Apart from trafficking, tens of millions of people are forced by economic or other reasons to move from their homes in search of employment elsewhere.  In China alone, it is estimated that more than 200 million migrant workers have moved from the countryside into China’s rapidly growing cities. Many are construction workers and others do menial tasks, but, because of China’s bizarre registration systems, they cannot access social services for themselves or education for their children in the places where they are now working.   With the demise of the Celtic Tiger, many young Irish men and women are forced, because of lack of jobs at home, to emigrate to Australia, Canada or wherever they can find work. Despite skype and rapid air transport, the “curse of emigration” has once again torn young people from their families and local communities and sent them wandering across the globe in search of work and a more secured life. The pain of what is involved can be seen at the airports of Ireland after the Christmas holidays, when thousands of young people bid, teary farewell to their parents and friends.

 Patrick would have no problem understanding the anxieties and humiliations which many migrants experienced in every era. We know from his Confessio that he spent six years tending pigs in a mountainous area, probably on the hill of Slemish in County Antrim. During this exile he developed a deep, intense prayer life.  He writes that “He (God) protected and comforted me as a Father would his son.”

Eventually, Patrick escaped and made his way home, where his family pleaded with him never to leave them again. Despite the humiliation and pain he experienced in Ireland, in a “vision of the night” he heard the “voice of the Irish” pleading with him to return to Ireland and share the Gospel with them.   

In preparation for his mission, Patrick  studied for the priesthood, probably at the monastery of Lérins off the coast of Provence.[2]  Before returning to Ireland, probably in the second half of the 5th century, he was ordained a bishop.

It wasn’t an easy mission.  He tells us that he “journeyed everywhere in many dangers, even to the farthest region beyond which there lived nobody.”[3]  But he rejoiced “to see the flock of the Lord in Ireland grow splendidly.” [4] Without persecution or violence, the faith took such deep roots in Ireland that “sons and daughters of kings became monks and virgins of Christ.”[5]

According to the Oxford  historian, Charles-Edwards, by the second half of the sixth century the conversion of Ireland had been achieved.  Columban who was born in 543 AD contrasted “the flourishing Christianity in Ireland with the half-heartedness of Gaul.”[6] Patrick was so successful as a missionary mainly because of the integrity of his own life and the fact that he respected the people among whom he preached the Gospel.  This form of  missionary witness is as relevant today as it was in Patrick’s time.

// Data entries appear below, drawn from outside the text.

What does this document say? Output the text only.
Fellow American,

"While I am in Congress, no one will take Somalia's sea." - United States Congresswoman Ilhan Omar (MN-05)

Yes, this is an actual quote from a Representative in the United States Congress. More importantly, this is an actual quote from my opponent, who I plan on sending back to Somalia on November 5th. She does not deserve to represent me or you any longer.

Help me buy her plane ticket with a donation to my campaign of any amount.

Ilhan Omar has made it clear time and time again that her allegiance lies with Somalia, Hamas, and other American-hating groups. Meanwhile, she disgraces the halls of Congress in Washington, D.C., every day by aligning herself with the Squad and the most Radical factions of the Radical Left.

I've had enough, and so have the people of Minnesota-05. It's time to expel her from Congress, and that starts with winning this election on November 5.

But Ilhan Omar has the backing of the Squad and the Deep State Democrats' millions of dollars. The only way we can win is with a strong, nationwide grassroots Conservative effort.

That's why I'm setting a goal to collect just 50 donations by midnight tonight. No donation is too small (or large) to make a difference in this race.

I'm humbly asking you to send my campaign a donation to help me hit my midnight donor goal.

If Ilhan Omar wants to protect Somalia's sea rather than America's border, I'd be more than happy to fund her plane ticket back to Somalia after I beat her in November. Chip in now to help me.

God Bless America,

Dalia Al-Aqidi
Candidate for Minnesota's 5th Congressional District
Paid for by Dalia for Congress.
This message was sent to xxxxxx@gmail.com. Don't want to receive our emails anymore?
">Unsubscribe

[1]  “1.2m children trafficked each year: report,” http://www.abc.net.au/news/2009-08-13/12m-children-trafficked-each-year-report/1390058.

[2] M T Charles-Edward,  2,000, Early Christian Ireland, Cambridge University Press,  page 224.

[3] T. W  Moody and FX Martin; (ed), The Course of Irish History,  Chapter 4, Tomás Ó Fiaich “The Beginnings of Christianity, 5th and 6th Centuries,  Dublin, 2001, page 43.

[4] ibid

[5] ibid

[6]M T Charles-Edwards, op. cit., page 240.